Delayed Onset Paraplegia from Improper Seat Belt Use.
A 3-year-old boy was wearing a lap belt when the vehicle he was in struck a tree. In the Emergency
Department 2 hours after the accident he could walk, but complained of his left foot hurting. The
patient had a diagonal ecchymosis in the left upper quadrant of the abdomen (the
Seat Belt Sign). The following day the child could no longer bear weight on either leg. He had a flaccid bilateral
weakness of both legs. The lumbar spine series was normal. In the next 24 hours the paraparesis
worsened, his legs became "floppy," and he developed urinary incontinence. Some leg abduction,
but no adduction was present.

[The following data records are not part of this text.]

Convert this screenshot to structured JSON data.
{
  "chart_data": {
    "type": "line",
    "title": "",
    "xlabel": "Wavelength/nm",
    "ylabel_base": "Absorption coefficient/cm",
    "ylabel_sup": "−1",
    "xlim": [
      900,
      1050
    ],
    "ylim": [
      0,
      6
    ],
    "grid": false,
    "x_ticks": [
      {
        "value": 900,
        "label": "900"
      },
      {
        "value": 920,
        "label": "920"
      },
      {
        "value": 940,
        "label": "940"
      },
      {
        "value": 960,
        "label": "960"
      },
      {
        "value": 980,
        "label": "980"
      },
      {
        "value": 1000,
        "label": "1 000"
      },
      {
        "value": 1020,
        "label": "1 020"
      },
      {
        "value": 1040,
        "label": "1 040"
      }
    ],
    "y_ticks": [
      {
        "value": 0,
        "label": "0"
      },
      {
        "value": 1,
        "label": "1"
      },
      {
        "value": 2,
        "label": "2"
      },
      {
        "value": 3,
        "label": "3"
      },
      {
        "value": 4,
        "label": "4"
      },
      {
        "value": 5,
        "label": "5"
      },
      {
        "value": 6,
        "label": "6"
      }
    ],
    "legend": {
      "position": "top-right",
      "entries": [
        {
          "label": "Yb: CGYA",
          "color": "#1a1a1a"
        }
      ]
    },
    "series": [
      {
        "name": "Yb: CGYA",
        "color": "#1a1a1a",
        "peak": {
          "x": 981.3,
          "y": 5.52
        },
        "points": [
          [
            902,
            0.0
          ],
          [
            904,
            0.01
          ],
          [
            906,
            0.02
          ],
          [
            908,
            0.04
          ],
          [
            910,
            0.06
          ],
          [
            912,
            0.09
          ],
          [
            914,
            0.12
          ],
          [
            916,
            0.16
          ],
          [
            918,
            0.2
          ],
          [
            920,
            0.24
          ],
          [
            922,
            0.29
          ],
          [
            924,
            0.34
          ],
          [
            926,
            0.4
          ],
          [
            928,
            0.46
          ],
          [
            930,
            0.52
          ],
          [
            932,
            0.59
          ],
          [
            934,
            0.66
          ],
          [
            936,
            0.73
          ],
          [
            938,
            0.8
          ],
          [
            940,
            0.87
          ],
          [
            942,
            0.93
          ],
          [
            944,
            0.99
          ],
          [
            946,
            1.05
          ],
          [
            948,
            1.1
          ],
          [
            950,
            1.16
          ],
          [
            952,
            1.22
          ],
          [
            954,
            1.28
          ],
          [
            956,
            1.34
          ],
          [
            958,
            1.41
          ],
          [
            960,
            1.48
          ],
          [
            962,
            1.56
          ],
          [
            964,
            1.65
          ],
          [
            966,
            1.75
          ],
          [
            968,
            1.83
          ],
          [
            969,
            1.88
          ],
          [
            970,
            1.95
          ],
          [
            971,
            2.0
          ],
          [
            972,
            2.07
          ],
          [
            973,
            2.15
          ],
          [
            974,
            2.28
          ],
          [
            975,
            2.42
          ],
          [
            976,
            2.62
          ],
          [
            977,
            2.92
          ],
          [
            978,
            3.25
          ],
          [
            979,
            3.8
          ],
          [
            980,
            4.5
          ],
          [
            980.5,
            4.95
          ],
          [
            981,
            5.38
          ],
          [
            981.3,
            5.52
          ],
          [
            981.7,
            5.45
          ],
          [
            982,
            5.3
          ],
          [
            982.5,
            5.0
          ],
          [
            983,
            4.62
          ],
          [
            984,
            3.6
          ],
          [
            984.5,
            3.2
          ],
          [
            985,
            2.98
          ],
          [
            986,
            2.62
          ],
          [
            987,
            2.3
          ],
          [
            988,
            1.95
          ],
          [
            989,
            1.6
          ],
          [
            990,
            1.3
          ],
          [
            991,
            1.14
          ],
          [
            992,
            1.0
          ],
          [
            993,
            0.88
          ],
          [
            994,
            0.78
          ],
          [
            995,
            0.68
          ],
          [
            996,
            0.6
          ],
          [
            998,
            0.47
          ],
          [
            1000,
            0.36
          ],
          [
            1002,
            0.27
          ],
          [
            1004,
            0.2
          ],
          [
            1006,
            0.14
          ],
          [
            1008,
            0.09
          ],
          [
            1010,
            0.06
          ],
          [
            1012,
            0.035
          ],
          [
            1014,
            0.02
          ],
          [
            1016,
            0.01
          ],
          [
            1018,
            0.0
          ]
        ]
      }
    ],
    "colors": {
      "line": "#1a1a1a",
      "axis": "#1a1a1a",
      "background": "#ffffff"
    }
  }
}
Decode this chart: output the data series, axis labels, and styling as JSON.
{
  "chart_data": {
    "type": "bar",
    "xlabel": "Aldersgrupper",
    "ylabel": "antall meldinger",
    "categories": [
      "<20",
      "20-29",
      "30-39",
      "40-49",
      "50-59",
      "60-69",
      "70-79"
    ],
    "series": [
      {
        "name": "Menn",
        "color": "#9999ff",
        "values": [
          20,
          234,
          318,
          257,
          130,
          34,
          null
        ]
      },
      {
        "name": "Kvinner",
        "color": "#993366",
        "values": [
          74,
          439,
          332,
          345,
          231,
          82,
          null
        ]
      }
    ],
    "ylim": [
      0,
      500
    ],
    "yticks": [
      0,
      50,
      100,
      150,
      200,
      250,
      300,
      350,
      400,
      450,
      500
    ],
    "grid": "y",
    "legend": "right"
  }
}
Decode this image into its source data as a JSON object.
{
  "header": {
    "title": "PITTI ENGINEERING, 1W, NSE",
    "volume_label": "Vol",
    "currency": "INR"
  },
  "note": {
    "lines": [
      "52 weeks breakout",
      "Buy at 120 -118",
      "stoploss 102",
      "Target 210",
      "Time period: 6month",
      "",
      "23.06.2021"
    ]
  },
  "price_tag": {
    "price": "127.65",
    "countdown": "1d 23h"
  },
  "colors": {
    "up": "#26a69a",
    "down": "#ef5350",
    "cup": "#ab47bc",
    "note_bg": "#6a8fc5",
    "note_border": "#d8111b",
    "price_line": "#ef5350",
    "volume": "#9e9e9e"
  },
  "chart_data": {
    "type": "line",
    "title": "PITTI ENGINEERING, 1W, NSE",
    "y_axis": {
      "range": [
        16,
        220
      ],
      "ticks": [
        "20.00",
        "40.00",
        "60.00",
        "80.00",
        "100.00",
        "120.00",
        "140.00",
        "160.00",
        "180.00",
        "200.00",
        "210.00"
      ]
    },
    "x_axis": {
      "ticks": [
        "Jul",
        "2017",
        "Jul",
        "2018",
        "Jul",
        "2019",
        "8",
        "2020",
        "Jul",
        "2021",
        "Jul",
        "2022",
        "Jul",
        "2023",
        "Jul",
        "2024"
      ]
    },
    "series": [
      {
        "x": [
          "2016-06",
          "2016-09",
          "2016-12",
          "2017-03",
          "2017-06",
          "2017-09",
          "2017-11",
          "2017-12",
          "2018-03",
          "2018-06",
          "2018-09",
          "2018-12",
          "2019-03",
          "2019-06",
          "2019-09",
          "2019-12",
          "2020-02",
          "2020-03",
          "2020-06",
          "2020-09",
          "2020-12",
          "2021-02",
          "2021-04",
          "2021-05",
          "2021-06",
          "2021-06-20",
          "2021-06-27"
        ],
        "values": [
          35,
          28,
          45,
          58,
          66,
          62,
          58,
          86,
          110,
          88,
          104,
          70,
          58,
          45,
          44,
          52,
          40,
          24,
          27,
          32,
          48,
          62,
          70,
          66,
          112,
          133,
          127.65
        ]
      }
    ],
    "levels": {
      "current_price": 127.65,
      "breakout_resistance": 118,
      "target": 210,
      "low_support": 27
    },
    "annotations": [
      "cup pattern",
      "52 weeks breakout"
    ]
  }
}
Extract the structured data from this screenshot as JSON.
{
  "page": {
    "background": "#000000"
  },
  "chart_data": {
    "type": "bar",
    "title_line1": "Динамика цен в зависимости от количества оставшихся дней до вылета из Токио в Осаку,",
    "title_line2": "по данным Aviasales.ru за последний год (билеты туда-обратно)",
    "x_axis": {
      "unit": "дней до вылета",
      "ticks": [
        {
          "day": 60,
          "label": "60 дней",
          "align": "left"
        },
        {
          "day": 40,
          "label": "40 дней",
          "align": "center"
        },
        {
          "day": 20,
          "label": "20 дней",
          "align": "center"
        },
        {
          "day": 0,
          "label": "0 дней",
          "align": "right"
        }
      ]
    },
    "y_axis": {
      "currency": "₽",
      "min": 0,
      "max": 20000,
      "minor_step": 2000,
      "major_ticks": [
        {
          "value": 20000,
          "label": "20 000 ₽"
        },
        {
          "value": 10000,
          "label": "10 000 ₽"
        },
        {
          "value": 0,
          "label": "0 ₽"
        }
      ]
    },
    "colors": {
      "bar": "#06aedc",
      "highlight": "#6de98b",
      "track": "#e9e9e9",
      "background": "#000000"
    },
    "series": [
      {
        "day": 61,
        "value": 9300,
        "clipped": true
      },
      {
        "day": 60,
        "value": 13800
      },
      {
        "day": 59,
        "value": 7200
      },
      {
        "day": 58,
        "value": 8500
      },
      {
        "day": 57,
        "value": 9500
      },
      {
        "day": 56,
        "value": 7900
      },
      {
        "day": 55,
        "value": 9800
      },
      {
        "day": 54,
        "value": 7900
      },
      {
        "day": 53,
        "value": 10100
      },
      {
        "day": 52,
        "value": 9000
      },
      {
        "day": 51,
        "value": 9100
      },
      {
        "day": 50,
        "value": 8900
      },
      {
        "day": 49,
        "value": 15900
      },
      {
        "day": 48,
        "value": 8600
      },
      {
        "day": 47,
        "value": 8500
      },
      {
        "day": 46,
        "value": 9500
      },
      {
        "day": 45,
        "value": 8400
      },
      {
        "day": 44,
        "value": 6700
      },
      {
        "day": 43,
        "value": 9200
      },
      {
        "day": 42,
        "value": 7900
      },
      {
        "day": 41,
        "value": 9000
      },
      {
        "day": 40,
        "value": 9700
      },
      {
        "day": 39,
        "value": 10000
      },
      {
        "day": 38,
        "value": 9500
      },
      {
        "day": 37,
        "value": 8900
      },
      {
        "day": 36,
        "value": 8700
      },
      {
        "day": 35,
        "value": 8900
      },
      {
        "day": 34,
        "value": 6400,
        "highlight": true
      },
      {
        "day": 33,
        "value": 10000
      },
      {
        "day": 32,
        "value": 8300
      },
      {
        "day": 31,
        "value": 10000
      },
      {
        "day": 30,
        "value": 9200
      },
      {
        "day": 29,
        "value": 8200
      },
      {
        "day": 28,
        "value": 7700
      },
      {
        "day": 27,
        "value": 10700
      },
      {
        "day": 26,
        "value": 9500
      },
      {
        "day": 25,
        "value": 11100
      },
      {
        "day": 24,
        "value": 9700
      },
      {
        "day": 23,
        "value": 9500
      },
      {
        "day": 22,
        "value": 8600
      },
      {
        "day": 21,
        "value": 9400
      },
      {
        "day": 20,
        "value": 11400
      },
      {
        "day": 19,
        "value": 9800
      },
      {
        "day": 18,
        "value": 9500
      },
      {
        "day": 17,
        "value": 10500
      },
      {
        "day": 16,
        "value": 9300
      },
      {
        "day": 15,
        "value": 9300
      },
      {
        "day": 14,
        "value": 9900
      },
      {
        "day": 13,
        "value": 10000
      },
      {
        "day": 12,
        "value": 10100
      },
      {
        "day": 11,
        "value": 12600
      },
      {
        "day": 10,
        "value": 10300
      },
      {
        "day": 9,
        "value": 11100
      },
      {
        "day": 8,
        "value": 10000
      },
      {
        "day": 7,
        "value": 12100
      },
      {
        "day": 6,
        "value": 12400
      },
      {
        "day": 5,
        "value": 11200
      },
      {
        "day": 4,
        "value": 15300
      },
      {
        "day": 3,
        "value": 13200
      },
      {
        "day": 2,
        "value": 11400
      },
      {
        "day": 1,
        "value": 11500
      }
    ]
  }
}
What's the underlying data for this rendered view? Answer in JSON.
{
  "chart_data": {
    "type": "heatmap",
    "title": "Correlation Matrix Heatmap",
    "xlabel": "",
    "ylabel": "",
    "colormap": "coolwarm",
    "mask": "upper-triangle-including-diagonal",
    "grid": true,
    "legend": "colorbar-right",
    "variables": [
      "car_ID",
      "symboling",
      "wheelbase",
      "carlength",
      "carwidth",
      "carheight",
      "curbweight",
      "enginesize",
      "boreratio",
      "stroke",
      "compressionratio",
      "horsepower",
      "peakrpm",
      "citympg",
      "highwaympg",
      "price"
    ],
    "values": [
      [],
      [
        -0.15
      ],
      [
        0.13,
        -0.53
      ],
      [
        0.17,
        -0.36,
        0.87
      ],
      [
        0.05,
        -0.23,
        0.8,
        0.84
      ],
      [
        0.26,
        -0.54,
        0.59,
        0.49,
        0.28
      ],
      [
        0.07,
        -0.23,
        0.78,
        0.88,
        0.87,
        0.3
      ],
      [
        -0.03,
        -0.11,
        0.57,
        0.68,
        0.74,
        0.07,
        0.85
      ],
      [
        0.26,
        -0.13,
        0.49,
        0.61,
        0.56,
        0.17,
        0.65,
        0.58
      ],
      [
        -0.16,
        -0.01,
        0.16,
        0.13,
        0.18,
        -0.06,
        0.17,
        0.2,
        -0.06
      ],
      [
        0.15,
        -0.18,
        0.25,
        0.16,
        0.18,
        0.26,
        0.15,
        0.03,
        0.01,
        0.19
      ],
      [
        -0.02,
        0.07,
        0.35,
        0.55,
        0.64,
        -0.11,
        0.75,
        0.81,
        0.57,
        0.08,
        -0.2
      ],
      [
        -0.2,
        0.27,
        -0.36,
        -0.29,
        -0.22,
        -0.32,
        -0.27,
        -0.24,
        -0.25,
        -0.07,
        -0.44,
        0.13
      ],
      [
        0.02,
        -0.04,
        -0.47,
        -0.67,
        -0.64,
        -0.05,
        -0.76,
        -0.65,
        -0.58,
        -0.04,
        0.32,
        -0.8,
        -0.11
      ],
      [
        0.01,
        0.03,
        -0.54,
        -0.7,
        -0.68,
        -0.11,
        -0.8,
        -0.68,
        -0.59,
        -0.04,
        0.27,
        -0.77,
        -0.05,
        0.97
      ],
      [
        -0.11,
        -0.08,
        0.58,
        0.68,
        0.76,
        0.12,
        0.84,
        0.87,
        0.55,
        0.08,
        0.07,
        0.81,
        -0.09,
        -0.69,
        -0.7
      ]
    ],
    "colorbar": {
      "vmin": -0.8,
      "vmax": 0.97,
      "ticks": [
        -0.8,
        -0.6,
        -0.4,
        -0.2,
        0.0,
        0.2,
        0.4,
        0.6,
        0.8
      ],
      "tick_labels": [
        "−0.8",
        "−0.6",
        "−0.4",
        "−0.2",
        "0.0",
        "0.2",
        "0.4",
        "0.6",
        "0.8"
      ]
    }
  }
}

There was no demonstrable use of the thigh flexors or extensors. He
had an L1-2 sensory level with no lower extremity reflexes. Lumbar MRI demonstrated no bony
abnormality or evidence of spinal cord infarction, contusion, epidural hematoma or other soft tissue
injury. After 9 months of rehabilitation therapy, the patient could bear weight with only a mild gait
impairment and persistent foot drop. Ann Emerg Med
23:1123, 1994.
This is an example of a delayed onset SCIWORA Syndrome
, spinal cord injury without radiographic abnormality. The onset of neurologic symptoms is delayed in only a small percentage
of cases. The cause is unclear, but ischemia, direct compression from a spontaneously reducing
subluxation, traction, and a transient inward bulging of the ligamentum flavum during
hyperextension have been postulated. SCIWORA patients are highly susceptible to recurrent spinal
cord injury from even minor trauma. It is important to recognize occult spinal cord injuries quickly,
because the standard of care dictates consideration of high dose IV methylprednisolone sodium
succinate therapy. N Engl J Med 322:1405, 1990.